E dal calcio e con il calcio ripartono molte vite di perseguitati dal terrorismo. Come Seidou Soumaila, 19enne del Mali che gioca a con il Trastevere, club primo in classifica nel girone H della serie D. Porta ancora addosso le cicatrici e le percosse lasciate dalle brutalità dell'Isis. Precedentemente, in Mali, il padre venne ucciso da dei tuareg che volevano rubargli il bestiame. Lo sport, insomma, nonostante la sua finanziarizzazione ed il suo connotato ormai ultramediatico, resta ancora un viatico di speranza per molti. Il calcio è per gli estremisti islamici una pericolosa distrazione dal culto e niente più. " Le istituzioni religiose saudite nel passato precisarono che gli unici giochi ammessi erano quelli praticati nel VII d.C. Si aggiunse una sentenza (fatwa) del 2005, dove degli esponenti religiosi sauditi ammisero la competizione calcistica a patto che non venissero utilizzato termini di lingua straniera e che fosse preferibile giocare in un numero inferiore o superiore ad undici", si legge in questo pezzo. Ad essere messo in discussione, oltre al ruolo sociale, è la stessa simbologia dietro i valori sportivi occidentali. . Ali al-Ahmed, analista saudita, spiegò come “le gambe e le ginocchia sono scoperte quando si gioca calcio, e questo è vietato dal Corano”. I jihadisti non possono tollerare il calcio, poiché questo è totalmente distante dallo stile di vita promosso dal loro profeta. Sono molti, come se non bastasse quanto detto sinora, i casi di attentati compiuti durante le partite amatoriali. "Purtroppo spesso non abbiamo testimonianze dirette, sappiamo solo quello che viene riportato attraverso i video diffusi in rete.

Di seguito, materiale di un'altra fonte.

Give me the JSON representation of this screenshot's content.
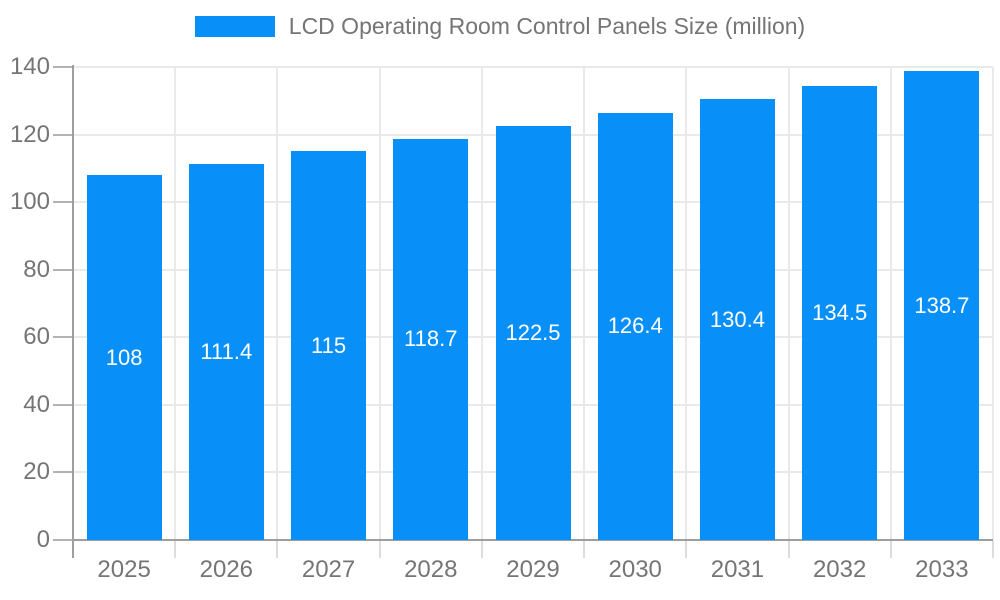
{
  "chart_data": {
    "type": "bar",
    "title": "LCD Operating Room Control Panels Size (million)",
    "categories": [
      "2025",
      "2026",
      "2027",
      "2028",
      "2029",
      "2030",
      "2031",
      "2032",
      "2033"
    ],
    "values": [
      108,
      111.4,
      115,
      118.7,
      122.5,
      126.4,
      130.4,
      134.5,
      138.7
    ],
    "value_labels": [
      "108",
      "111.4",
      "115",
      "118.7",
      "122.5",
      "126.4",
      "130.4",
      "134.5",
      "138.7"
    ],
    "xlabel": "",
    "ylabel": "",
    "ylim": [
      0,
      140
    ],
    "y_tick_step": 20,
    "y_tick_labels": [
      "0",
      "20",
      "40",
      "60",
      "80",
      "100",
      "120",
      "140"
    ],
    "grid": true,
    "legend_position": "top-center",
    "value_label_position": "bar-center"
  },
  "legend": {
    "label": "LCD Operating Room Control Panels Size (million)"
  },
  "colors": {
    "bar": "#0890f8",
    "value_label": "#ffffff",
    "axis_text": "#757575",
    "axis_line": "#9e9e9e",
    "gridline": "#e9e9e9",
    "background": "#ffffff"
  }
}
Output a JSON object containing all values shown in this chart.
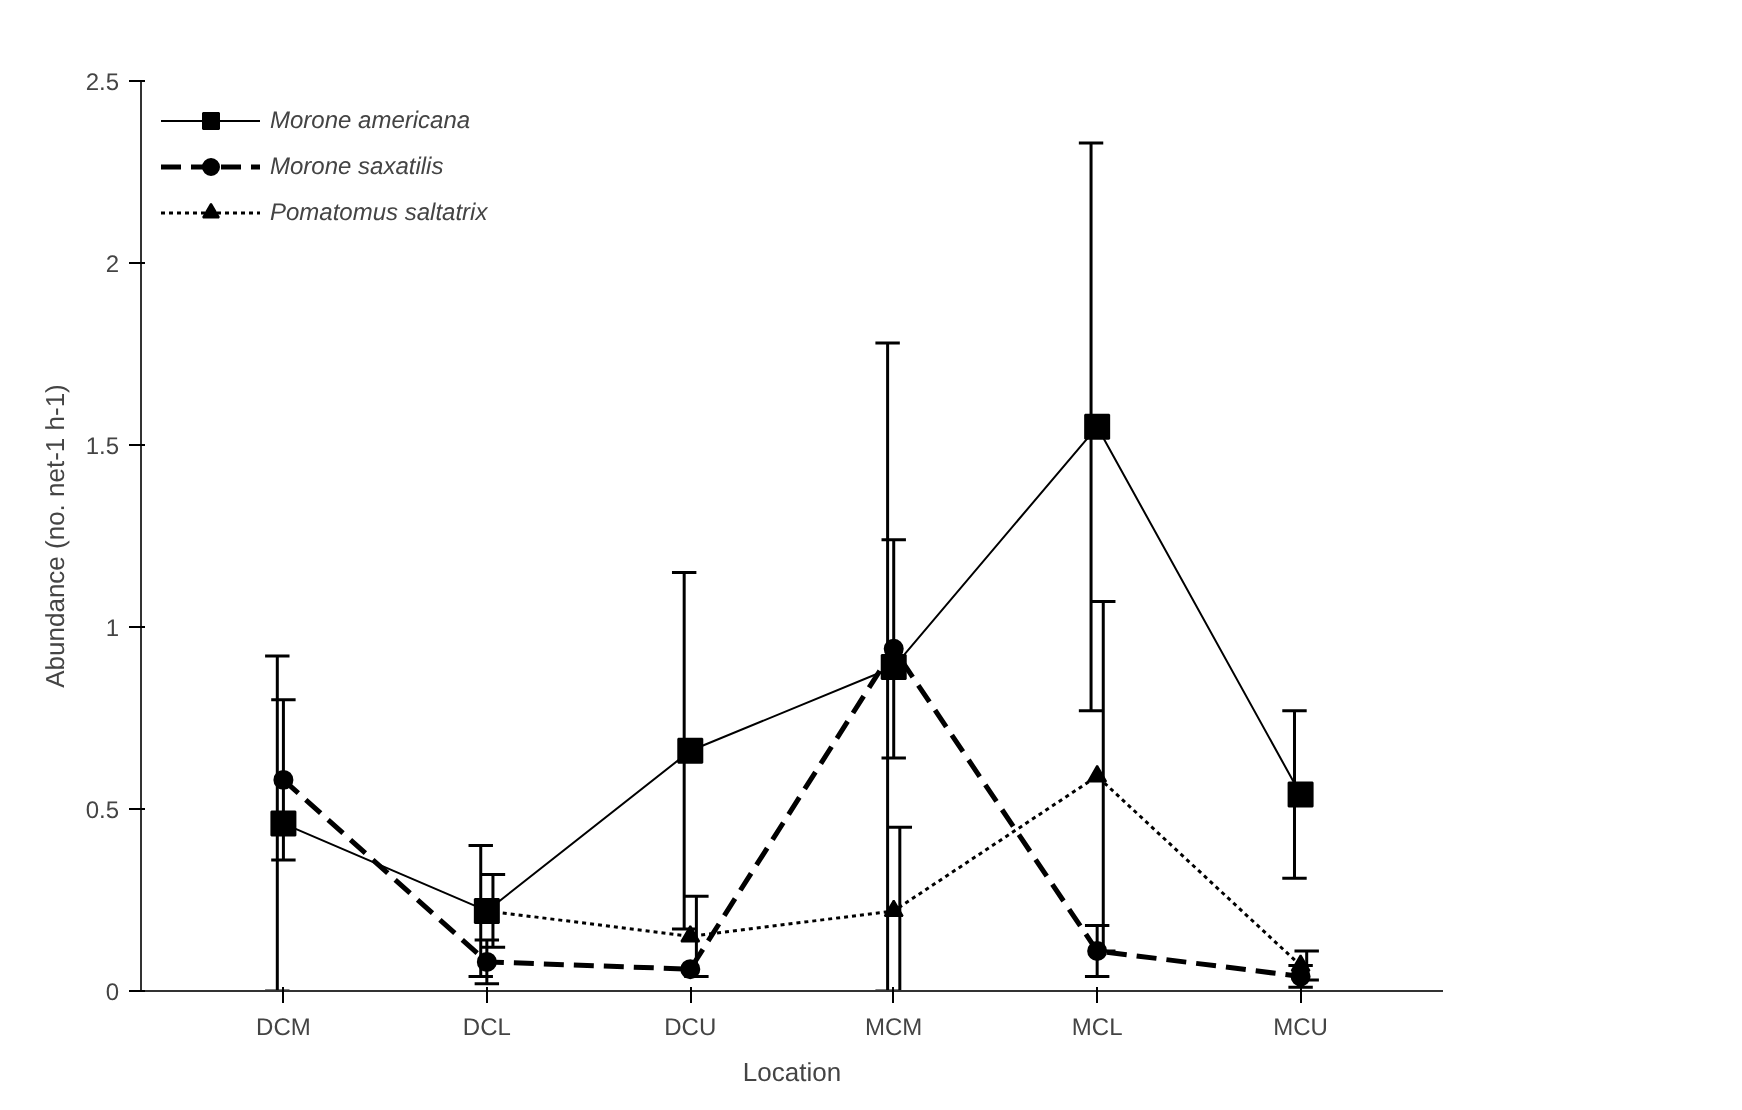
{
  "chart_data": {
    "type": "line",
    "xlabel": "Location",
    "ylabel": "Abundance (no. net-1 h-1)",
    "categories": [
      "DCM",
      "DCL",
      "DCU",
      "MCM",
      "MCL",
      "MCU"
    ],
    "ylim": [
      0,
      2.5
    ],
    "yticks": [
      0,
      0.5,
      1,
      1.5,
      2,
      2.5
    ],
    "grid": false,
    "legend": "top left",
    "series": [
      {
        "name": "Morone americana",
        "color": "#000000",
        "marker": "square",
        "line_style": "solid",
        "values": [
          0.46,
          0.22,
          0.66,
          0.89,
          1.55,
          0.54
        ],
        "errors": [
          0.46,
          0.18,
          0.49,
          0.89,
          0.78,
          0.23
        ]
      },
      {
        "name": "Morone saxatilis",
        "color": "#000000",
        "marker": "circle",
        "line_style": "dashed",
        "values": [
          0.58,
          0.08,
          0.06,
          0.94,
          0.11,
          0.04
        ],
        "errors": [
          0.22,
          0.06,
          null,
          0.3,
          0.07,
          0.03
        ]
      },
      {
        "name": "Pomatomus saltatrix",
        "color": "#000000",
        "marker": "triangle",
        "line_style": "dotted",
        "values": [
          null,
          0.22,
          0.15,
          0.22,
          0.59,
          0.07
        ],
        "errors": [
          null,
          0.1,
          0.11,
          0.23,
          0.48,
          0.04
        ]
      }
    ]
  }
}
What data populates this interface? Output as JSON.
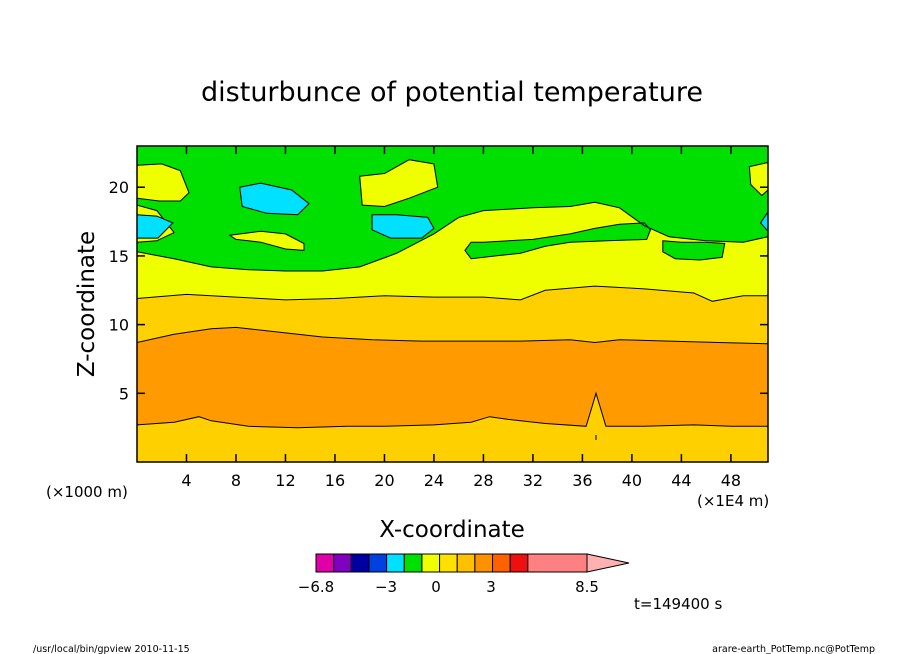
{
  "chart_data": {
    "type": "contour",
    "title": "disturbunce of potential temperature",
    "xlabel": "X-coordinate",
    "ylabel": "Z-coordinate",
    "x_unit": "(×1E4 m)",
    "y_unit": "(×1000 m)",
    "xlim": [
      0,
      51
    ],
    "ylim": [
      0,
      23
    ],
    "x_ticks": [
      4,
      8,
      12,
      16,
      20,
      24,
      28,
      32,
      36,
      40,
      44,
      48
    ],
    "y_ticks": [
      5,
      10,
      15,
      20
    ],
    "time_label": "t=149400 s",
    "colorbar": {
      "colors": [
        "#e000a8",
        "#8000c0",
        "#0000a0",
        "#0040e0",
        "#00e0ff",
        "#00e000",
        "#f0ff00",
        "#ffe000",
        "#ffc000",
        "#ff9000",
        "#ff6000",
        "#ee1010",
        "#ff8080",
        "#ffb0b0"
      ],
      "tick_labels": [
        {
          "value": -6.8,
          "label": "−6.8"
        },
        {
          "value": -3,
          "label": "−3"
        },
        {
          "value": 0,
          "label": "0"
        },
        {
          "value": 3,
          "label": "3"
        },
        {
          "value": 8.5,
          "label": "8.5"
        }
      ]
    },
    "fields": {
      "green": "#00e000",
      "cyan": "#00e0ff",
      "yellow": "#f0ff00",
      "gold": "#ffd000",
      "orange": "#ff9a00"
    },
    "boundaries": {
      "green_bottom": [
        [
          0,
          15.3
        ],
        [
          3,
          14.8
        ],
        [
          6,
          14.2
        ],
        [
          9,
          14.0
        ],
        [
          12,
          13.9
        ],
        [
          15,
          13.9
        ],
        [
          18,
          14.2
        ],
        [
          21,
          15.2
        ],
        [
          24,
          16.6
        ],
        [
          26,
          17.8
        ],
        [
          28,
          18.3
        ],
        [
          32,
          18.5
        ],
        [
          35,
          18.6
        ],
        [
          37,
          18.9
        ],
        [
          39,
          18.5
        ],
        [
          41,
          17.2
        ],
        [
          43,
          16.4
        ],
        [
          46,
          16.1
        ],
        [
          49,
          16.0
        ],
        [
          51,
          16.4
        ]
      ],
      "gold_top": [
        [
          0,
          11.9
        ],
        [
          4,
          12.2
        ],
        [
          8,
          12.0
        ],
        [
          12,
          11.8
        ],
        [
          16,
          11.9
        ],
        [
          20,
          12.1
        ],
        [
          24,
          12.0
        ],
        [
          28,
          12.0
        ],
        [
          31,
          11.8
        ],
        [
          33,
          12.5
        ],
        [
          37,
          12.8
        ],
        [
          41,
          12.6
        ],
        [
          45,
          12.3
        ],
        [
          46.5,
          11.7
        ],
        [
          49,
          12.1
        ],
        [
          51,
          12.1
        ]
      ],
      "orange_top": [
        [
          0,
          8.7
        ],
        [
          3,
          9.3
        ],
        [
          6,
          9.7
        ],
        [
          8,
          9.8
        ],
        [
          11,
          9.5
        ],
        [
          15,
          9.1
        ],
        [
          19,
          8.9
        ],
        [
          23,
          8.8
        ],
        [
          27,
          8.8
        ],
        [
          31,
          8.8
        ],
        [
          35,
          8.9
        ],
        [
          37,
          8.7
        ],
        [
          39,
          8.9
        ],
        [
          43,
          8.8
        ],
        [
          47,
          8.7
        ],
        [
          51,
          8.6
        ]
      ],
      "orange_bottom": [
        [
          0,
          2.7
        ],
        [
          3,
          2.9
        ],
        [
          5,
          3.3
        ],
        [
          6,
          3.0
        ],
        [
          9,
          2.6
        ],
        [
          13,
          2.5
        ],
        [
          17,
          2.6
        ],
        [
          20,
          2.6
        ],
        [
          24,
          2.7
        ],
        [
          27,
          2.9
        ],
        [
          28.5,
          3.3
        ],
        [
          30,
          3.1
        ],
        [
          33,
          2.8
        ],
        [
          36.3,
          2.6
        ],
        [
          36.7,
          3.8
        ],
        [
          37.1,
          5.0
        ],
        [
          37.5,
          3.8
        ],
        [
          37.9,
          2.6
        ],
        [
          41,
          2.6
        ],
        [
          45,
          2.7
        ],
        [
          48,
          2.6
        ],
        [
          51,
          2.6
        ]
      ]
    },
    "regions": [
      {
        "fill": "green",
        "points": [
          [
            28,
            16.0
          ],
          [
            32,
            16.2
          ],
          [
            35,
            16.6
          ],
          [
            37,
            17.0
          ],
          [
            39,
            17.3
          ],
          [
            41,
            17.4
          ],
          [
            41.5,
            16.9
          ],
          [
            41.2,
            16.2
          ],
          [
            38,
            16.1
          ],
          [
            35,
            16.0
          ],
          [
            33,
            15.7
          ],
          [
            31,
            15.2
          ],
          [
            29,
            15.0
          ],
          [
            27,
            14.8
          ],
          [
            26.5,
            15.4
          ],
          [
            27,
            16.0
          ]
        ]
      },
      {
        "fill": "green",
        "points": [
          [
            42.5,
            16.1
          ],
          [
            44,
            16.0
          ],
          [
            46,
            16.0
          ],
          [
            47.5,
            15.9
          ],
          [
            47.3,
            14.9
          ],
          [
            45.5,
            14.7
          ],
          [
            43.5,
            14.8
          ],
          [
            42.5,
            15.3
          ]
        ]
      },
      {
        "fill": "yellow",
        "points": [
          [
            0,
            21.6
          ],
          [
            2,
            21.7
          ],
          [
            3.5,
            21.2
          ],
          [
            4.2,
            19.6
          ],
          [
            3.5,
            19.0
          ],
          [
            1.8,
            19.0
          ],
          [
            0,
            19.2
          ]
        ]
      },
      {
        "fill": "yellow",
        "points": [
          [
            0,
            18.7
          ],
          [
            1.6,
            18.3
          ],
          [
            3.0,
            16.7
          ],
          [
            1.6,
            16.1
          ],
          [
            0,
            16.0
          ]
        ]
      },
      {
        "fill": "yellow",
        "points": [
          [
            7.5,
            16.5
          ],
          [
            10,
            16.8
          ],
          [
            12,
            16.6
          ],
          [
            13.5,
            15.9
          ],
          [
            13.5,
            15.4
          ],
          [
            12,
            15.5
          ],
          [
            10,
            16.0
          ],
          [
            8,
            16.2
          ]
        ]
      },
      {
        "fill": "yellow",
        "points": [
          [
            18,
            20.8
          ],
          [
            20,
            21.0
          ],
          [
            22,
            22.0
          ],
          [
            24,
            21.7
          ],
          [
            24.3,
            20.0
          ],
          [
            22,
            19.2
          ],
          [
            20,
            18.6
          ],
          [
            18.2,
            18.7
          ]
        ]
      },
      {
        "fill": "yellow",
        "points": [
          [
            50.5,
            19.4
          ],
          [
            51,
            19.8
          ],
          [
            51,
            21.8
          ],
          [
            49.5,
            21.5
          ],
          [
            49.6,
            20.2
          ]
        ]
      },
      {
        "fill": "cyan",
        "points": [
          [
            0,
            18.0
          ],
          [
            1.6,
            17.9
          ],
          [
            2.9,
            17.4
          ],
          [
            1.7,
            16.3
          ],
          [
            0,
            16.3
          ]
        ]
      },
      {
        "fill": "cyan",
        "points": [
          [
            8.3,
            20.0
          ],
          [
            10,
            20.3
          ],
          [
            12.5,
            19.8
          ],
          [
            13.9,
            18.8
          ],
          [
            13,
            18.0
          ],
          [
            10.5,
            18.1
          ],
          [
            8.5,
            18.6
          ]
        ]
      },
      {
        "fill": "cyan",
        "points": [
          [
            19,
            18.0
          ],
          [
            21,
            18.0
          ],
          [
            23.5,
            17.8
          ],
          [
            24.0,
            17.0
          ],
          [
            23,
            16.3
          ],
          [
            20.5,
            16.3
          ],
          [
            19.0,
            16.9
          ]
        ]
      },
      {
        "fill": "cyan",
        "points": [
          [
            51,
            18.2
          ],
          [
            50.4,
            17.4
          ],
          [
            51,
            16.8
          ]
        ]
      }
    ]
  },
  "footer": {
    "left": "/usr/local/bin/gpview   2010-11-15",
    "right": "arare-earth_PotTemp.nc@PotTemp"
  }
}
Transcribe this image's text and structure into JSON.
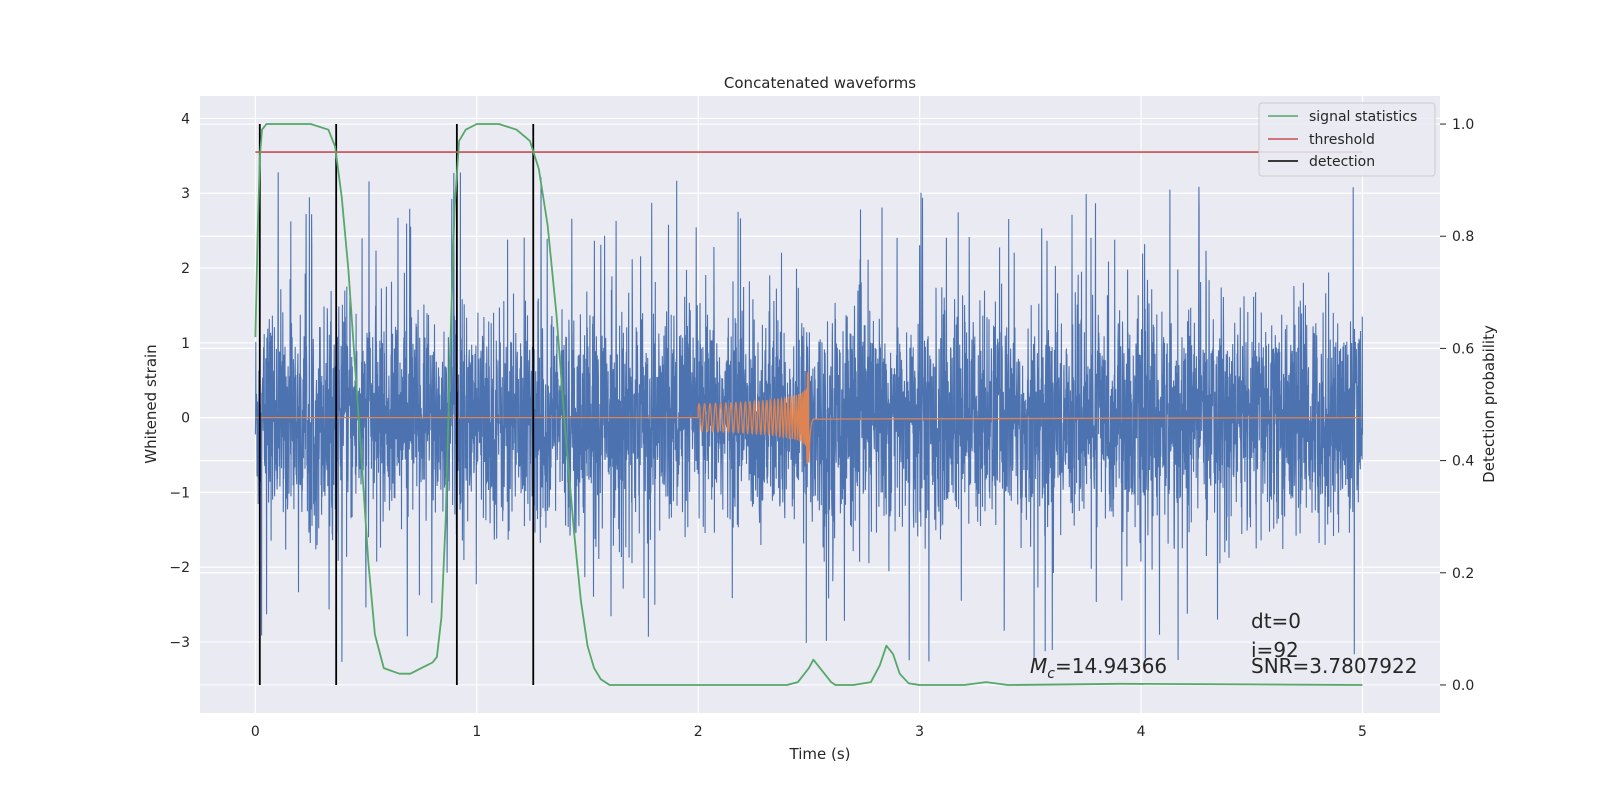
{
  "chart_data": {
    "type": "line",
    "title": "Concatenated waveforms",
    "xlabel": "Time (s)",
    "ylabel": "Whitened strain",
    "y2label": "Detection probability",
    "xlim": [
      -0.25,
      5.35
    ],
    "ylim": [
      -3.95,
      4.3
    ],
    "y2lim": [
      -0.05,
      1.05
    ],
    "xticks": [
      0,
      1,
      2,
      3,
      4,
      5
    ],
    "yticks": [
      -3,
      -2,
      -1,
      0,
      1,
      2,
      3,
      4
    ],
    "y2ticks": [
      0.0,
      0.2,
      0.4,
      0.6,
      0.8,
      1.0
    ],
    "grid": true,
    "legend_position": "top-right",
    "series": [
      {
        "name": "signal statistics",
        "color": "#55a868",
        "axis": "right",
        "x": [
          0.0,
          0.01,
          0.02,
          0.03,
          0.05,
          0.08,
          0.15,
          0.25,
          0.33,
          0.36,
          0.39,
          0.42,
          0.45,
          0.48,
          0.51,
          0.54,
          0.58,
          0.65,
          0.7,
          0.75,
          0.8,
          0.82,
          0.84,
          0.86,
          0.88,
          0.9,
          0.92,
          0.95,
          1.0,
          1.1,
          1.18,
          1.24,
          1.28,
          1.32,
          1.36,
          1.4,
          1.44,
          1.47,
          1.5,
          1.53,
          1.56,
          1.6,
          2.0,
          2.4,
          2.45,
          2.5,
          2.52,
          2.55,
          2.6,
          2.62,
          2.7,
          2.78,
          2.82,
          2.85,
          2.88,
          2.91,
          2.95,
          3.0,
          3.2,
          3.3,
          3.4,
          3.9,
          4.5,
          5.0
        ],
        "y": [
          0.62,
          0.8,
          0.94,
          0.99,
          1.0,
          1.0,
          1.0,
          1.0,
          0.99,
          0.96,
          0.87,
          0.74,
          0.57,
          0.4,
          0.22,
          0.09,
          0.03,
          0.02,
          0.02,
          0.03,
          0.04,
          0.05,
          0.12,
          0.3,
          0.6,
          0.85,
          0.97,
          0.99,
          1.0,
          1.0,
          0.99,
          0.97,
          0.92,
          0.82,
          0.66,
          0.45,
          0.27,
          0.15,
          0.07,
          0.03,
          0.01,
          0.0,
          0.0,
          0.0,
          0.005,
          0.03,
          0.045,
          0.03,
          0.005,
          0.0,
          0.0,
          0.005,
          0.035,
          0.07,
          0.055,
          0.02,
          0.003,
          0.0,
          0.0,
          0.005,
          0.0,
          0.002,
          0.001,
          0.0
        ]
      },
      {
        "name": "threshold",
        "color": "#c44e52",
        "axis": "right",
        "x": [
          0.0,
          5.0
        ],
        "y": [
          0.95,
          0.95
        ]
      },
      {
        "name": "detection",
        "color": "#000000",
        "axis": "right",
        "type": "vlines",
        "x": [
          0.02,
          0.365,
          0.91,
          1.255
        ],
        "ymin": 0.0,
        "ymax": 1.0
      },
      {
        "name": "",
        "color": "#4c72b0",
        "axis": "left",
        "type": "noise",
        "x_range": [
          0.0,
          5.0
        ],
        "typical_band": [
          -1.6,
          1.6
        ],
        "max": 3.95,
        "min": -3.58
      },
      {
        "name": "",
        "color": "#dd8452",
        "axis": "left",
        "type": "chirp",
        "x_range": [
          2.0,
          2.52
        ],
        "peak_time": 2.5,
        "peak_amplitude": 0.62,
        "min_amplitude": -0.75
      }
    ],
    "annotations": {
      "dt": "dt=0",
      "i": "i=92",
      "snr": "SNR=3.7807922",
      "mc_prefix": "M",
      "mc_sub": "c",
      "mc_value": "=14.94366"
    }
  },
  "colors": {
    "axes_background": "#eaeaf2",
    "grid": "#ffffff"
  }
}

Ma è certo che indipendentemente dal rapporto con il calcio, lo stadio rimane un obiettivo importante perché permette di colpire un gran numero di persone, e per il grande impatto mediatico che ne consegue. E della lista fa parte ovviamente anche l’attacco allo Stade de France di novembre", disse alla Rivista Undici, James M. Dorsey, co-direttore dell’Institute for Fan Culture dell’Università di Würzburg.

Quello che la jihad odia del calcio è l'attenzione che questo sport produce nei partecipanti, calciatori e tifosi, procurando una conseguente distrazione dagli aspetti fondamentalisti che invece dovrebbero condire un'esistenza retta. Questo gioco, si sa bene, è lo sport del popolo. Non solo nei nostri confini nazionali. Socialmente riesce a coinvolgere qualunque fascia economica, qualunque fascia anagrafica e quasi ogni tipo di personalità psicologica. Il rapporto dell'islam con lo sport europeo per l'eccellenza è intriso d'odio, per questo non ci dovremmo stupire più di tanto se venisse fuori che dietro l'attentato al pullman del Borussia Dortmund ci fosse proprio Daesh.

Il calcio è una metafora della vita, diceva Jean-Paul Sartre. Pier Paolo Pasolini disse a Guido Gerosa, durante un'intervista ad "Europeo": "Il calcio è l’ultima rappresentazione sacra del nostro tempo. È rito nel fondo, anche se è evasione. Mentre altre rappresentazioni sacre, persino la messa, sono in declino, il calcio è l’unica rimastaci. Il calcio è lo spettacolo che ha sostituito il teatro". L'ultima, per l'appunto.

Motivo in più per far sì che l'Isis non riesca a sopportarla.